“Why would you ever think Jett would hurt you?” she asks.
“I didn’t think Shane ever would,” I mutter, because I can’t give her one solid reason Jett has given me to think that. I’m operating solely on past hurts.
Jenna makes a sound deep in her throat that had it come out her mouth, might have been the word “bullshit”. Instead, she says, “Shane and Jett are nothing alike and you know that. Shane has a drug problem, and not that it’s an excuse, that is also an illness that prevents him from being responsible and holding commitments. That is nothing like Jett.”
My sweet, strong sister is speaking the truth, and it’s something I’ve told myself over and over again the last two days as I’ve been fighting feelings of fear and a sense of impending doom. Shane triggered all of this, I know. Just as I know it’s something I have to reason my way through.
As if he knew he might be the subject of discussion, my phone starts ringing and I see Jett’s name pop up on my screen. He’s probably at the arena in Los Angeles, well into pre-game prep, but his call doesn’t surprise me. He has always managed to reach out just for a quick hello at some point before a game starts. He does it to give me the opportunity to wish him luck, knowing I’ll never be the one to call him because I don’t want to disturb him. I told him that before, and since then, he calls me so I know he’s got the time for a quick chat.
“Hey, you,” I say as I answer the phone, making my tone light and flirty. I don’t want him to hear anything in my voice that will clue him in to me and Jenna having a serious conversation about my doubts and fears.
“Just calling to check in real quick,” he says, which is code for I have time for you, Emory. I want you to know that I’m thinking of you just before I step out onto the ice. Damn him for that snagging of my heart as well. “What did you do today?”
I give him the quick rundown, ending with, “And now I’m eating pizza and drinking beer with Jenna. We’re settled in to watch the game.”
“And Miss Felicity?” he inquires.
Which is code for, How is she doing in the bright light of the day after her father bailed on her?
“She’s more than fine,” I say softly. “She had the best time with you last night and she’s having a sleepover at a friend’s house tonight.”

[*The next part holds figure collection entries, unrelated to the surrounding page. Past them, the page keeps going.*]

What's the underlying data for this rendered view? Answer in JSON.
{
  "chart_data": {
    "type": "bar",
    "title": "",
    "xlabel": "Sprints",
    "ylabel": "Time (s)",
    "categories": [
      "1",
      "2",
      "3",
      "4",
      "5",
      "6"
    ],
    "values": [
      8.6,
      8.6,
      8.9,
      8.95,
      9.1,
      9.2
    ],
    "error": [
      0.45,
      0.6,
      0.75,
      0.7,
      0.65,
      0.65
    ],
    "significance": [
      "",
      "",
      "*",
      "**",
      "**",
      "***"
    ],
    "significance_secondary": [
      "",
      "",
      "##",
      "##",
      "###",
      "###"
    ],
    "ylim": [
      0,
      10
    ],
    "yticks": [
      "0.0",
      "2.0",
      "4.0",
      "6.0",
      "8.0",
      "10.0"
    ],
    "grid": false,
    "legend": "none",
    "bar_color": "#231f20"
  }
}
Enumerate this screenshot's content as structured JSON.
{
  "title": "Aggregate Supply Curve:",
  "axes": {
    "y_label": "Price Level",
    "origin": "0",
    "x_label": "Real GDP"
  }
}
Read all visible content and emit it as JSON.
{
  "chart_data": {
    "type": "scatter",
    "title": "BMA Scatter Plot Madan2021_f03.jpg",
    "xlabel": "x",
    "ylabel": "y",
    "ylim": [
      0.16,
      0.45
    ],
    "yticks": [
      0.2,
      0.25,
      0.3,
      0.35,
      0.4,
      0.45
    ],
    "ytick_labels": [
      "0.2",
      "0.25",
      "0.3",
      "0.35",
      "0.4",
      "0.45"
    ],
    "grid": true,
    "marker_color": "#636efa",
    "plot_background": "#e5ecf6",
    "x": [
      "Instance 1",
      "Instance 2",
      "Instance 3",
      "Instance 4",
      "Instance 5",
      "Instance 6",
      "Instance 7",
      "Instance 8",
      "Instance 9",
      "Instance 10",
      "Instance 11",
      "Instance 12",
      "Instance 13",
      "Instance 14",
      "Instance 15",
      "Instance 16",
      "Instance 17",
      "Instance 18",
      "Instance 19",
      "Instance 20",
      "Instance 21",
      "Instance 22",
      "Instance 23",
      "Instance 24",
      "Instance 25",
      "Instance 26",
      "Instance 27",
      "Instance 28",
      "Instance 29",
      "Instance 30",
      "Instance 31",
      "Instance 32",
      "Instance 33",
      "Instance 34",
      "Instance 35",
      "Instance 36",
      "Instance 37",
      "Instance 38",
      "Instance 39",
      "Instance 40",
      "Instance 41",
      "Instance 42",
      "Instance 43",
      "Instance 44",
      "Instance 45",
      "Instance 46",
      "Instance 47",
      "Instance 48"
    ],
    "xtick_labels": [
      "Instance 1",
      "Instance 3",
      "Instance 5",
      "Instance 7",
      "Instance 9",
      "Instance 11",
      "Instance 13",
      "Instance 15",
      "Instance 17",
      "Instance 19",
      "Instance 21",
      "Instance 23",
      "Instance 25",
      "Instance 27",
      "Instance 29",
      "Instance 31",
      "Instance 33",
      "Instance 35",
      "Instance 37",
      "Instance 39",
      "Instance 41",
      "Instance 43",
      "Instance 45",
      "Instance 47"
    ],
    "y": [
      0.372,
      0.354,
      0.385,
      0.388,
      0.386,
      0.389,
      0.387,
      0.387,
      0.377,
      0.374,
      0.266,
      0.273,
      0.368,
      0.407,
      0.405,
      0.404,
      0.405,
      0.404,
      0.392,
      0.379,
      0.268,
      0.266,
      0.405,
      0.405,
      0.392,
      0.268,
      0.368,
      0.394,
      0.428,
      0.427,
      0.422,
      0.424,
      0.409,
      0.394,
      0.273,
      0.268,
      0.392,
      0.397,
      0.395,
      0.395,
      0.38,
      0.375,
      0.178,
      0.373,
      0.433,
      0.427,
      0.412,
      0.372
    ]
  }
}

Jett is silent for a moment as he processes this, but he doesn’t say what we’re both thinking.
Last night still had some type of negative effect on Felicity, we just don’t yet know the damage Shane inflicted.
“Heard anything from the douchebag?” Jett grumbles in a low voice.
“Not a word.”
Another long pause, before he asks, and the tenderness in his voice almost makes me cry, “And you… how are you really doing?”
I blink my eyes hard, perfectly aware that Jenna is listening, and while I normally don’t hold anything back from my sister, it’s Jett who has captured my attention right now.
“I’m overwhelmed,” I answer truthfully, but I keep my voice strong so he doesn’t worry.
“It’s more than that,” he says, which means he knows I’m not being one hundred percent truthful.
“It’s nothing,” I assure him. I don’t want his head to be on anything but the game before him.
“It’s something and I’m not hanging up until you spill it,” he replies, and despite the fact my heart is hammering and my insides are jumbled up, I smile.
Sighing, I tell him the full truth. “I feel fragile, and that’s hard for me to admit.”
“Because you’re one of the strongest women I’ve ever known,” he says, a reminder to me to not forget that.
“I appreciate that.” I am really, really grateful Jett is the type to keep me grounded. “But I feel like paper that’s being pulled and twisted, ready to tear at any minute.”
He doesn’t tell me that’s ludicrous. He doesn’t reiterate that I’m a woman with a spine of steel. He doesn’t even try to get me to minimize my feelings in any way.
Instead he says, “Then let me be that layer of cardboard behind you.”
I’m struck by a wave of giddy joy over his bold proclamation of commitment, and hilarity over his analogy, that I can’t help but laugh. “I’m sorry. I just had this image of one of those life-size cardboard cutouts people have of their favorite celebrity.”
“They actually sell those of me,” Jett says, joining me in the humor. “I’ll buy one for you.”
“Okay,” I reply, my laughter fizzling.
“I have to go,” he says brusquely.
“Play great tonight. I bet you’ll hear me cheering all the way in L.A.”